US/UK English translations

So I’m thinking about putting up a proper webpage tracking some of the differences between US and UK English. Maybe a modified dict or something could be the appropriate solution. Until then, here’s a list (I’ll try to remember to update this article when I have new ideas):

  • Advert -> Commercial (Advertisement is not used for TV)
  • Aeroplane -> Airplane (obvious example there)
  • Bin -> Trash Can (more well known example there)
  • Cafetière -> French Press
  • Dressing Gown -> Bath Robe (don’t ever say Dressing Gown)
  • Gherkin -> Pickle (pickled cucumber, more generic than Gherkin too)
  • Glandular Fever -> Mono (full name (infectious) mononucleosis)
  • Hire Car -> Rental Car
  • Jumper -> Sweater (more well known example there)
  • Post -> Mail (more well known example there)
  • Spanner -> Wrench (don’t ever say “throw a spanner in the works”)
  • Trainers -> Running Shoes (or maybe Sneakers)
  • Trousers -> Pants (more well known example there)
  • Washing -> Laundry (though they’d guess)

Of course, I’m not addressing the pronounciation differences.
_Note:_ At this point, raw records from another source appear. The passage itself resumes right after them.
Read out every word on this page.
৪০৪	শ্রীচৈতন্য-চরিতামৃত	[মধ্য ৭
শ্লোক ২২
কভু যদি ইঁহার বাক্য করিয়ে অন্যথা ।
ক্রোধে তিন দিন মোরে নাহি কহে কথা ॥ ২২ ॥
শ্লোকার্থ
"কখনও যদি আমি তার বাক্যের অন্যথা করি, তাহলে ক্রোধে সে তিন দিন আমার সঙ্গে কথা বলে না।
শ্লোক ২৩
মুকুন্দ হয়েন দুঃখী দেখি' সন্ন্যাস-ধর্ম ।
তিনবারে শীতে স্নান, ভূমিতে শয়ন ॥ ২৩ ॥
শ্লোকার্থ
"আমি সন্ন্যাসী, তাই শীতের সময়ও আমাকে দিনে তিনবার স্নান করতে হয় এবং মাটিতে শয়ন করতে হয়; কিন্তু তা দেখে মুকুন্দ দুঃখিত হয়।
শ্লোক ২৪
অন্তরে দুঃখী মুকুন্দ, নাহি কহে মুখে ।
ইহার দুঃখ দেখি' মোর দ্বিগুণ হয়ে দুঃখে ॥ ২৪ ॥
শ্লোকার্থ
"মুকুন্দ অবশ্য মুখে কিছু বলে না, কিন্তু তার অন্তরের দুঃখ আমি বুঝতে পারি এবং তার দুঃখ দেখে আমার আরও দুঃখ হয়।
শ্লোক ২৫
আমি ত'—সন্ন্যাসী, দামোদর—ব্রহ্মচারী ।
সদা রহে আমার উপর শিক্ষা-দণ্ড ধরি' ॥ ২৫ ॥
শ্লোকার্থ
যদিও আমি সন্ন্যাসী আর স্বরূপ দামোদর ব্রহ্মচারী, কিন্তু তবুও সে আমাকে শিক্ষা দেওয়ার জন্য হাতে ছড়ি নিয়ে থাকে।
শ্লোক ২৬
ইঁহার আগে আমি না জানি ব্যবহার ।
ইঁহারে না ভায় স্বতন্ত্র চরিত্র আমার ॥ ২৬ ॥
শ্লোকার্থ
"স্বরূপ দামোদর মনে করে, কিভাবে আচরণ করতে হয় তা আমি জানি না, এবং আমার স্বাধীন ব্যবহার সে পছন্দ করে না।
There are obvious examples from popular culture such as Tomato/Tomarto, but then there are more subtle differences in words like vase (no “varse”), adver*tize*ment, and so on. Some of these are well known, others not. And then, of course, there’s a need to adjust general grammar rules for a US audience, too.

I generally modify my pronounciation, as well as my grammar and spelling, in business/consumer settings in order to avoid confusement/random giggling at what I’m saying. Though with friends, I often don’t bother to change how I say something (because it’s more amusing that way around) – but probably still consider it.


5 Responses to “US/UK English translations”

  1. British English FTW.

  2. Chris says:

    How about ‘fag’. It can get confusing if you ask an American if you can bum a fag off him.

  3. greg says:

    Surprisingly something like this already exists,

    Regional and international language differences are quite interesting to read about. Though I still think as inventers of the English language we should be able to modify it and change it as we wish :)

  4. Jon Masters says:

    Well, quite. Though for words with possibly “offensive” translations, I’m leaving that until I’ve got a longer list, so they don’t stand out so much :-)

  5. Joe says:

    smoking a fag takes on a whole new meaning, too.